Guest writer for Wake Up World

From 2000 to 2015, half a million people died from prescription drug overdoses, and stories continue to roll in daily about the lives claimed by prescription and non-prescription drug overdoses. Cannabis, however, is not only excluded from the drug overdose list, it has actually been shown to reduce the use of dangerous prescription drugs.

Raw cannabis is considered by many experts as a dietary essential. As a powerful anti-inflammatory and antioxidant, some classify it as one of the most important plants on earth. The biggest benefits from the plant may come not by smoking it, but rather by consuming it in its raw and natural form.

“If cannabis were discovered in an Amazon rainforests today, people would be clambering to make as much use as they could out of the potential benefits of the plant,” said Donald L. Abrams, MD, Chief of Hematology and Oncology at San Francisco General Hospital and Professor of Medicine at the University California. Dr. Abrams is widely known for his research on medical cannabis applications“Unfortunately, it carries with it a long and not so long history of being a persecuted plant,” he added.

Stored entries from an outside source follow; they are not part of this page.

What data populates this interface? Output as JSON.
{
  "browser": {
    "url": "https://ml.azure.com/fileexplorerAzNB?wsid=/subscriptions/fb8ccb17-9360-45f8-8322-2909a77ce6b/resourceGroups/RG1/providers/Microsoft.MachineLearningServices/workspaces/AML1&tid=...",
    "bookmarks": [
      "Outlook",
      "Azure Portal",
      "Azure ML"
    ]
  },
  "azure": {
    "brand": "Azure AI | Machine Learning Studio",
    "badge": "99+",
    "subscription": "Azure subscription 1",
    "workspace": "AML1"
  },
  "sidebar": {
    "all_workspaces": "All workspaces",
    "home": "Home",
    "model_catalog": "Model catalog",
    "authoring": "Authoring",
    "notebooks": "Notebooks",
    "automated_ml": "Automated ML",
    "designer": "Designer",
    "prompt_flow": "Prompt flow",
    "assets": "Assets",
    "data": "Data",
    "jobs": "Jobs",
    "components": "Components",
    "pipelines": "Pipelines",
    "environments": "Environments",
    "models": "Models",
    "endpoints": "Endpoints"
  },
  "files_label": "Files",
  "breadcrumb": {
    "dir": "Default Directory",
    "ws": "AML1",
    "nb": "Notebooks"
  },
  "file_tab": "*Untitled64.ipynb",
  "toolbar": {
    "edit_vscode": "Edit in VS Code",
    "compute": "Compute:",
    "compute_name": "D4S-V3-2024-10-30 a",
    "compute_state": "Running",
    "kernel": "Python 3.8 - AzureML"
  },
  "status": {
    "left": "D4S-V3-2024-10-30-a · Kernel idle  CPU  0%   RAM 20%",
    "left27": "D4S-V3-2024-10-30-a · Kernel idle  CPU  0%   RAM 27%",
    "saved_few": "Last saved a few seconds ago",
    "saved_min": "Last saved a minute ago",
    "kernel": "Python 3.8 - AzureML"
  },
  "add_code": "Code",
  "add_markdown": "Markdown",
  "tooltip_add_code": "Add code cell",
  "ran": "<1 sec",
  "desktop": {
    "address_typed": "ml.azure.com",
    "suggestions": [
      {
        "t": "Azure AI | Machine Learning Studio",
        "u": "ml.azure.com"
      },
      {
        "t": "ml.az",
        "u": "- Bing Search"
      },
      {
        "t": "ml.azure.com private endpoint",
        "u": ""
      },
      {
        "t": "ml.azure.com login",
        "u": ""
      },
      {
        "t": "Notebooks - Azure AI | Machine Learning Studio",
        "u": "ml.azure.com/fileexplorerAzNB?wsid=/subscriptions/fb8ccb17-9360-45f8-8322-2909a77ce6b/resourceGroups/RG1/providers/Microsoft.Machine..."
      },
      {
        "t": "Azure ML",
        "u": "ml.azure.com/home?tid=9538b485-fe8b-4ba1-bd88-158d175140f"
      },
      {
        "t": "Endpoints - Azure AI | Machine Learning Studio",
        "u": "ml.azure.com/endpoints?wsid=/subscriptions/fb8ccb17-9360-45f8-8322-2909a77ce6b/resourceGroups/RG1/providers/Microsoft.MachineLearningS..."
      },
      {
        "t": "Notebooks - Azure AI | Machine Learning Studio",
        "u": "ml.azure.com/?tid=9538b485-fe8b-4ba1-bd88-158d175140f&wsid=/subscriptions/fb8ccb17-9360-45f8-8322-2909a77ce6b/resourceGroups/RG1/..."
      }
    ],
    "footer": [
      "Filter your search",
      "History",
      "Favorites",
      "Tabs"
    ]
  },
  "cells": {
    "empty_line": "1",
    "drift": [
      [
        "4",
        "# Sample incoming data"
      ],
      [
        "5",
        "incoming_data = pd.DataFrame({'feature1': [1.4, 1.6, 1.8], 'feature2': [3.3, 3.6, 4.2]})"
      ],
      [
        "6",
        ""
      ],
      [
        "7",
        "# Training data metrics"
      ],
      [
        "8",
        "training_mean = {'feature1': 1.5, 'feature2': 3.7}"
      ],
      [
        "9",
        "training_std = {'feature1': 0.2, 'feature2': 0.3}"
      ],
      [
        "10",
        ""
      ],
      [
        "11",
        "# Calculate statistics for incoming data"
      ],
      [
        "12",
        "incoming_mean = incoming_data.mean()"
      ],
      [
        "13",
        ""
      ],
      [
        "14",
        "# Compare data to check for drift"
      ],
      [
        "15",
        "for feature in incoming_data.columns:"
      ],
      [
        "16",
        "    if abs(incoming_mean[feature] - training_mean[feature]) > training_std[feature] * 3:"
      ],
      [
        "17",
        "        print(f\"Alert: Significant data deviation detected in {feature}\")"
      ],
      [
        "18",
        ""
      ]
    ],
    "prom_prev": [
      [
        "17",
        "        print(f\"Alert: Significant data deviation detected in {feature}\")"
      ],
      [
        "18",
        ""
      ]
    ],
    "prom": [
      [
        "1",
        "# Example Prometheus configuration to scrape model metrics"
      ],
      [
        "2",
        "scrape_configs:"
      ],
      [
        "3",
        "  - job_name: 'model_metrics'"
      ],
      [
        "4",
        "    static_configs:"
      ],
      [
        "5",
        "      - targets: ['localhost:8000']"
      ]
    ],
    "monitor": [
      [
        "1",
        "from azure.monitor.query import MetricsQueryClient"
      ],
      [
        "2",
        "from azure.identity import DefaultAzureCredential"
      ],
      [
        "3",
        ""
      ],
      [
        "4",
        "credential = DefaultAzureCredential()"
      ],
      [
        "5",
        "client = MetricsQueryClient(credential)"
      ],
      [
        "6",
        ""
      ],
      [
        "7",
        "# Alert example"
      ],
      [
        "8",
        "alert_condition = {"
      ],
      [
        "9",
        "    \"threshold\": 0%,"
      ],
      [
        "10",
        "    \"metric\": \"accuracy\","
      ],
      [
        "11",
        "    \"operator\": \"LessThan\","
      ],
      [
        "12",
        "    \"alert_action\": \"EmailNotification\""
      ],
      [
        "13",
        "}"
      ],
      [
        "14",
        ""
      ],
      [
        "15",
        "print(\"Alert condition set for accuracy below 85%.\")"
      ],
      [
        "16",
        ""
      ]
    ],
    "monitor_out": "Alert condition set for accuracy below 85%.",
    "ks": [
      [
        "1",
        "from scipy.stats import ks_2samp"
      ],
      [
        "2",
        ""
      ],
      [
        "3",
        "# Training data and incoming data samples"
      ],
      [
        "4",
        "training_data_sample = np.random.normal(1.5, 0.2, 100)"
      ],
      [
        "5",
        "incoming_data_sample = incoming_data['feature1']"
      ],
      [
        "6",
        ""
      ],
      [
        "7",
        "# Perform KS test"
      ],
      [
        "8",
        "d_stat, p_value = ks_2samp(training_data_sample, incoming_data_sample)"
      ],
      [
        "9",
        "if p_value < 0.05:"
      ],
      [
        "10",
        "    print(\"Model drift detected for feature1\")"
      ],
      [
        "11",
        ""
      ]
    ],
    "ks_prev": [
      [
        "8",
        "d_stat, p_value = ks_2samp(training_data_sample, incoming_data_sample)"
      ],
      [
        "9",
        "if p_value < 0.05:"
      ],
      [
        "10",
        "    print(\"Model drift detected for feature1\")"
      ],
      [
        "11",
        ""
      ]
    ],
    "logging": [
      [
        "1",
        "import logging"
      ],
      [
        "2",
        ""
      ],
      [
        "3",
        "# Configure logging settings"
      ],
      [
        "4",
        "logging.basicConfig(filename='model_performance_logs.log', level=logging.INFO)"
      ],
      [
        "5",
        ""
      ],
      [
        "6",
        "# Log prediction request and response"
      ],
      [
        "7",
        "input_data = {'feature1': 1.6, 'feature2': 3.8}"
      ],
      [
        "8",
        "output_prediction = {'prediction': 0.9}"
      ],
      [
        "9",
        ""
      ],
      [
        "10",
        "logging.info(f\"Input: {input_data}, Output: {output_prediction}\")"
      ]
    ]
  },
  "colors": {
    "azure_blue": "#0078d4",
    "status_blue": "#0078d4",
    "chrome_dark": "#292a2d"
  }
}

“The potential for addiction and health risks associated with using multiple Scheduled drugs places additional direct monetary and health costs on patients and healthcare systems due to an increased number of side effects, risky drug interactions, dependency, and overdose”, stated University of New Mexico researchers Jacob Miguel Vigil Ph.D and Sarah See Stith Ph.D, who co-authored a study entitled Effects of Legal Access to Cannabis on Scheduled II-V Drug Prescriptions, which was released in the July issue of the Journal of American Medical Directors Association.

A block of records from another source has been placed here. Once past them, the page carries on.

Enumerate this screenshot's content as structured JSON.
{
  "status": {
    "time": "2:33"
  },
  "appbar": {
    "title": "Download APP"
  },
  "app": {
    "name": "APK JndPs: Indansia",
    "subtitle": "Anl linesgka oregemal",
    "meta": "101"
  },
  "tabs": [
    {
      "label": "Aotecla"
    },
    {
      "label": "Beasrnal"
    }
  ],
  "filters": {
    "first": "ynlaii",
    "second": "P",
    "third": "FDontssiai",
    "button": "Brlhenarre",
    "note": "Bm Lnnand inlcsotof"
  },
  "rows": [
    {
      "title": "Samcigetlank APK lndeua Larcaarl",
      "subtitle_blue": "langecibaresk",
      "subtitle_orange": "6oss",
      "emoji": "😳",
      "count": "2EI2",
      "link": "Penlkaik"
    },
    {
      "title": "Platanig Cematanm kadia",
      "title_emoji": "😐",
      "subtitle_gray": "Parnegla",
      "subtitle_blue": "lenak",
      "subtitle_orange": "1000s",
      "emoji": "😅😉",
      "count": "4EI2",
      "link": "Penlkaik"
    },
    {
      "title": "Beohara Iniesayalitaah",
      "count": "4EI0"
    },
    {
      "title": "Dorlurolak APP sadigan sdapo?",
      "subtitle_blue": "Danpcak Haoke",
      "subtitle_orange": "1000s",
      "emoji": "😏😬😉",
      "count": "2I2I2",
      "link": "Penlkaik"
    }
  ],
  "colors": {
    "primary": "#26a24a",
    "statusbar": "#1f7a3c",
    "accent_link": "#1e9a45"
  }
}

The study resulted from insights provided by co-investigator Dr. Anthony Reeve, a pain specialist from the Industrial Rehabilitation Pain Clinics, Albuquerque, N.M. and also one of the first physicians to authorize the use of cannabis for patients with chronic pain in the state of New Mexico. Reeve observed that a number of his patients were coming back to see him less frequently after enrolling in the New Mexico Medical Cannabis Program (MCP), and who also, anecdotally, often claimed not only to be reducing their pain medications but also other types of prescription medications as well.